The second is that I’d need to find some way to allow the plates to pivot losely on the axle.
I’m not completely ending this project, just putting it on hold for a while.

The up and down can be handled with rotor speed and for the res of your controls you’ll need two servos and a bearing that is fixed to the shaft but has a rotating blade link setup its confusing i’ll put a picture up.

the idea of an auto heli IS impossible with vex. heli’s are naturally unstable. even if u get it off the ground it will be in the ground effect which makes it even more unstable. so if u can overcome that then u need to change the flying style once you’re out of the ground effect

to get best results i’d use hollow but strong plastic blades normal vex motors and as minimal metal pieces as possible to make it light andreally fast

This is almost impossible because the rotor speed would have to be incredible to create the lift neccessary for this task. It would take at least 2 maybe 3 motors geared for insane speed and you wouldnt have a lot of control because the speed will have to stay above a certain RPM.

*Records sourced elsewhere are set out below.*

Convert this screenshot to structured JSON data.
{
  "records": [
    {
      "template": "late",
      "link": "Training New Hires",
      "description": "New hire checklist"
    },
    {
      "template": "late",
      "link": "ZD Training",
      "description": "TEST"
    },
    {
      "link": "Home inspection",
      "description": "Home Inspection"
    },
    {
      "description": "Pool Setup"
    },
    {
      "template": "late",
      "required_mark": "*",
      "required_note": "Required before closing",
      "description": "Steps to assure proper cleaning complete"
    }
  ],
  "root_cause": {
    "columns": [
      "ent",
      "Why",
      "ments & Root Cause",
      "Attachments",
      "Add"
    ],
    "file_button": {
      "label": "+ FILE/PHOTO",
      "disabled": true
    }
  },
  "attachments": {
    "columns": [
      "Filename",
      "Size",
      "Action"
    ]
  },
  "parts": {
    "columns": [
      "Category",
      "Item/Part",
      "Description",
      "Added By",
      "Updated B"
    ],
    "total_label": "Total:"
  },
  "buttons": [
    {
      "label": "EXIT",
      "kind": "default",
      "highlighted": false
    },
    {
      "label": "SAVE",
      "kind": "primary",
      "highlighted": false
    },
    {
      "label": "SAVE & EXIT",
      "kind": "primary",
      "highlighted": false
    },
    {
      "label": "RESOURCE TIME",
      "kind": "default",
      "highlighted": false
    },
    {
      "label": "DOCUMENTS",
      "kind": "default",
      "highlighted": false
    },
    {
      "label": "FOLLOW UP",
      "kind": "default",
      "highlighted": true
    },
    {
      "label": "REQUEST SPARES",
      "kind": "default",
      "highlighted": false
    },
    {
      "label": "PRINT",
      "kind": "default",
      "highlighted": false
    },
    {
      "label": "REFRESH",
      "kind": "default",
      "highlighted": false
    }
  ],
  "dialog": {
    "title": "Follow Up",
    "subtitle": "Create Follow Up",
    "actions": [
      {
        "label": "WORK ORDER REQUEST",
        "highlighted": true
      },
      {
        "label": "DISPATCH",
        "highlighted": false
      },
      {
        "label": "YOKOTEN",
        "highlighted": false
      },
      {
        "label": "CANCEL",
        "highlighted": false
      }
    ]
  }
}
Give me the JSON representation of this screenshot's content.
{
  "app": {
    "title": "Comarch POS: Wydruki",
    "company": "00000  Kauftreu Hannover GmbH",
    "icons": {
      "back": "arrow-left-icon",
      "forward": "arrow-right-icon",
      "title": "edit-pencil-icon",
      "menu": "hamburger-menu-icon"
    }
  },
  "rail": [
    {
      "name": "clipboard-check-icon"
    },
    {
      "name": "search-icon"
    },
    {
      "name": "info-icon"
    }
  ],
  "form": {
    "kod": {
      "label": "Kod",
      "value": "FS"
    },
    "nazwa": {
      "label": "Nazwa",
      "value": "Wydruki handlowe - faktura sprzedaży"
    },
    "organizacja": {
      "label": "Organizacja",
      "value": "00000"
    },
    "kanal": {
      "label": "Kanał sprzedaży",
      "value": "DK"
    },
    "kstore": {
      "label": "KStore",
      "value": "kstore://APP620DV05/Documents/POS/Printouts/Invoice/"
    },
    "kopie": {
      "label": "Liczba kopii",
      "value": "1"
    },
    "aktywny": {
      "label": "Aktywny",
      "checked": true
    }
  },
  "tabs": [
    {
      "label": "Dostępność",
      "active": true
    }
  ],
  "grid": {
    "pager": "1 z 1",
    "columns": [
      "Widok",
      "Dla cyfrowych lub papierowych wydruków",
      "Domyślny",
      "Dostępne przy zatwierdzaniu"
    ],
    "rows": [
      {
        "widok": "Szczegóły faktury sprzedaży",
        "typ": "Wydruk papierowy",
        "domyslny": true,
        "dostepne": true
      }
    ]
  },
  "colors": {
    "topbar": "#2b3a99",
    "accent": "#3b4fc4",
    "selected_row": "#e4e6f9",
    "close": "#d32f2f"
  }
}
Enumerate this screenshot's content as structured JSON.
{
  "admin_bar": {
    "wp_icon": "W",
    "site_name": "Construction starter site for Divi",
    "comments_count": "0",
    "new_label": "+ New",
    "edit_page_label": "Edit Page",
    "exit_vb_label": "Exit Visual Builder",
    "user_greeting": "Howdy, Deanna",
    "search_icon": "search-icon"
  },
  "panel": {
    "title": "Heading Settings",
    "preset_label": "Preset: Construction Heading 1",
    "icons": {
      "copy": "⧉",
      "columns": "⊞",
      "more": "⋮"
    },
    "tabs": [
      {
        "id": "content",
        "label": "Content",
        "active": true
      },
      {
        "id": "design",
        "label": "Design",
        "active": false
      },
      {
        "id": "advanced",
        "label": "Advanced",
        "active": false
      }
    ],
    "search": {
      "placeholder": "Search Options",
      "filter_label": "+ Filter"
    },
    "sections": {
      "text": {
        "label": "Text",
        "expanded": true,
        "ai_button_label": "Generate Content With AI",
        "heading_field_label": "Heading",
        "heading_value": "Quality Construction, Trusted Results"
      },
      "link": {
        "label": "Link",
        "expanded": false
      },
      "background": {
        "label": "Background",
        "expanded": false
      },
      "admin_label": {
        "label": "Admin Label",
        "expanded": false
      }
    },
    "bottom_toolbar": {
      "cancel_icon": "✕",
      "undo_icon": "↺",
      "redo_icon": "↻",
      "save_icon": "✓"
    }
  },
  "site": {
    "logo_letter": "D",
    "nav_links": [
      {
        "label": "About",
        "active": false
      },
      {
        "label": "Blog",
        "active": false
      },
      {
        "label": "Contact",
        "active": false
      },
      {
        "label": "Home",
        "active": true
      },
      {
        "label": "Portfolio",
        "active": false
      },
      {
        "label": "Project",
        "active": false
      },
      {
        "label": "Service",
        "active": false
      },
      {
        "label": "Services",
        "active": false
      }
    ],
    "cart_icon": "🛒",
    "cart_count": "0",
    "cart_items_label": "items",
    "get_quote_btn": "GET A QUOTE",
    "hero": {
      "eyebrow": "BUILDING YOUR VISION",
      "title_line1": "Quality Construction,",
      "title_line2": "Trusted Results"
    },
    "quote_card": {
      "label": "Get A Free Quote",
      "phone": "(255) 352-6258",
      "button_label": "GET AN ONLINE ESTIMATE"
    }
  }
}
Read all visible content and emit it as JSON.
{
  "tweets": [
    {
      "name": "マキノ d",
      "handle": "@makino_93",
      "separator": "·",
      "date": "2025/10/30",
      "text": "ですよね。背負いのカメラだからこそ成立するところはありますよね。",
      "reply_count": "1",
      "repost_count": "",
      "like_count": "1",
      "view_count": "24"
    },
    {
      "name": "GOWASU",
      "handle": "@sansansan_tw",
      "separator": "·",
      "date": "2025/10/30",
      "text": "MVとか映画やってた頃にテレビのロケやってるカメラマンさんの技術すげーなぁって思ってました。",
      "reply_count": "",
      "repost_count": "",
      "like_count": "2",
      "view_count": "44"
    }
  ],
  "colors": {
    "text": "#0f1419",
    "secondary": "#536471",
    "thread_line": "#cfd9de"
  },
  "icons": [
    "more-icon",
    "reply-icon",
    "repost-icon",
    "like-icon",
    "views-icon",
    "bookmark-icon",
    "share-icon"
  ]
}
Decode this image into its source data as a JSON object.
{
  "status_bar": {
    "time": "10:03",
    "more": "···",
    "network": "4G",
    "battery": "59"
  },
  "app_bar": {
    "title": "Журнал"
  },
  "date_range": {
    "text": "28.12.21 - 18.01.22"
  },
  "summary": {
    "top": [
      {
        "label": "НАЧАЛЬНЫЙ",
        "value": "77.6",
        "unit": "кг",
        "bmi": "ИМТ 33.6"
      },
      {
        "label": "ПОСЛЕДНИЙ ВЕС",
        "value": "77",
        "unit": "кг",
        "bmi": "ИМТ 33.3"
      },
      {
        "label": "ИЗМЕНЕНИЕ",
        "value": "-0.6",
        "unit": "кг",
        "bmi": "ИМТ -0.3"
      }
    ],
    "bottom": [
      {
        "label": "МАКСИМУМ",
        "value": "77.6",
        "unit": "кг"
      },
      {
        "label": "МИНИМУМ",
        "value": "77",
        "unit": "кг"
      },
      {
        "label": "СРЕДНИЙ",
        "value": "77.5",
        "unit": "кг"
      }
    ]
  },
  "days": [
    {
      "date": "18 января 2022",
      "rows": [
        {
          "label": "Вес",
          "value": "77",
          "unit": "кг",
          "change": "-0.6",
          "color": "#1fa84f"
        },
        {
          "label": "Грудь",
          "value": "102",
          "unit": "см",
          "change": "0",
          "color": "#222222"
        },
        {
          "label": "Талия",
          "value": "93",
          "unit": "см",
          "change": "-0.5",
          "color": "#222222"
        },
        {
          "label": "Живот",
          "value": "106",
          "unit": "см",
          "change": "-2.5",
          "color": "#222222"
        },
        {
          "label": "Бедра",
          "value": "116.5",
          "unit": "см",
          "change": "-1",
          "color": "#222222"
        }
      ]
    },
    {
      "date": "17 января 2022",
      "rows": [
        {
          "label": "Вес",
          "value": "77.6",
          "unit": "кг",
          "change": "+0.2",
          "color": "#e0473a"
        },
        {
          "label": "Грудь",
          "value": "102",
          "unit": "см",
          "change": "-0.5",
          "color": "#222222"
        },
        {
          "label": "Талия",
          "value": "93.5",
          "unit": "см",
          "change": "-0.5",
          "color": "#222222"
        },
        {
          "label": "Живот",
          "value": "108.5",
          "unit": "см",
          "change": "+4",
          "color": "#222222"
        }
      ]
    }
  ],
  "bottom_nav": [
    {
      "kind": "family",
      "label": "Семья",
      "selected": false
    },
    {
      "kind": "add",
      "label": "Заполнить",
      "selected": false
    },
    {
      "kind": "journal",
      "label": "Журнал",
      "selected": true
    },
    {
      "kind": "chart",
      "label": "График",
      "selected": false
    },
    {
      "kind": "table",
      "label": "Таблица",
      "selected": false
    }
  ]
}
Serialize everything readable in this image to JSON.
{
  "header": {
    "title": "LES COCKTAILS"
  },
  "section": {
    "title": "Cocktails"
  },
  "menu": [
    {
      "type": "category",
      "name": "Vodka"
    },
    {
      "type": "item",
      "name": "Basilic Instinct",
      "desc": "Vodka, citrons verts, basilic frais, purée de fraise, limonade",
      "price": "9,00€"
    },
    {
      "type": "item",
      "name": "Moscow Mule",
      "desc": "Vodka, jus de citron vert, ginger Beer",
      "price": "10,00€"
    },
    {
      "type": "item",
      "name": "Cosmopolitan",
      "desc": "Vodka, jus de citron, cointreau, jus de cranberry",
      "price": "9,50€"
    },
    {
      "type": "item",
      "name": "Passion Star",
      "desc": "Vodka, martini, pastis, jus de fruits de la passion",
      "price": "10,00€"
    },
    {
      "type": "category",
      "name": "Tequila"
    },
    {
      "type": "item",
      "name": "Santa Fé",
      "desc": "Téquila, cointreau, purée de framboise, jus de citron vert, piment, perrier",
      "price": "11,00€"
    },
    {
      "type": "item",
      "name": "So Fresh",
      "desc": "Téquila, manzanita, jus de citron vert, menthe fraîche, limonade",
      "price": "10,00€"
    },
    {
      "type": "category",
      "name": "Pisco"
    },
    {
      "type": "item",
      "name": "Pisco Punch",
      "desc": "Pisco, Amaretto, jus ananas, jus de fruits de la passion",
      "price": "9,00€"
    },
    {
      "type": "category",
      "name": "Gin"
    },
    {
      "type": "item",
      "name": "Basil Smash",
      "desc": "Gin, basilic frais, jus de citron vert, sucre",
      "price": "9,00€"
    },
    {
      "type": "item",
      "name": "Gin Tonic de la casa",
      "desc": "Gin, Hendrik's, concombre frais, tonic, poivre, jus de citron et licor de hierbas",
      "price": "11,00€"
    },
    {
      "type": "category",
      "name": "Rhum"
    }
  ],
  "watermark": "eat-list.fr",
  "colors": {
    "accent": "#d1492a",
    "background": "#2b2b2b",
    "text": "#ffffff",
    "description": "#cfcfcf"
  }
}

:mad: dang then the only way this would work is if you would get a motor controller for $50 and get a 24 volt motor thats light then adapt to vex shaft

it is totally impossible to make a helicopter out of entirely out of vex,here are reasons for my thinking:

-too heavy
-motors too small
-not nearly enough lift from blades- cant turn fast enough
-not enough power from batts
-too many parts-too much weight
-even if you could use another high-performance motor and power supply, too heavy, and if lift was somehow achieved, would spin out of control due to only a one-way twist on the blades.
and with a countering blade -either above origional, or at the tail, the blade would be impossible to tune to get it just right for a flight

to sum it up, no, there is no way to make vex fly, even with way-faster motors and blades, sorry but the facts have spoken

it would have been very cool, though!!:smiley: :slight_smile: :slight_smile: :slight_smile: :slight_smile:

Thats what I’ve been saying!!!

To everyone who’s been saying it’s impossible to make a VEX robot fly: in the 1400’s, it was also impossible to sail all the way around the world. In the 1930’s, it was impossible for there to be matter in the universe that we couldn’t detect.

It’s all possible, if you’re smart about it. I agree that VEX motors are not the way to go, however if you can get two similar large motors, something like what you would find in a large RC truck (about 1" long, 5/8" in diameter, or similar), and you can either rig it up with the new $10 VEX motor controller board (basically the electronics from one of their motors, minus the motor itself, designed to make the VEX Blue motors compatible with the VEX Red system), or if you know how to use the default code library, you can use one of the first 4 motor ports on CCP mode to generate the power PWM signal to a MOSFET (or a few parallel MOSFETs) going directly to the battery. If you want to do a counter-rotating design, you could use two, but it’s much harder to rig up the mechanics.

One other possibility is to use two main rotors, like those personnel carriers they use in the military. This would mostly make active rotary stabilization unnecessary, and you could vary pitch by changing the ratio of the speed between the two rotors. If you did three, it would be something like an aerial Kiwi drive (Killough platform, by another name, the three omniwheels). Unfortunately, with any design you go with, there will be quite a few control problems for which you will have to compensate by good sensors and good code.

But I think you can do this if you have the time and will to put into the project. It’s all possible, just probably not with exclusively VEX parts.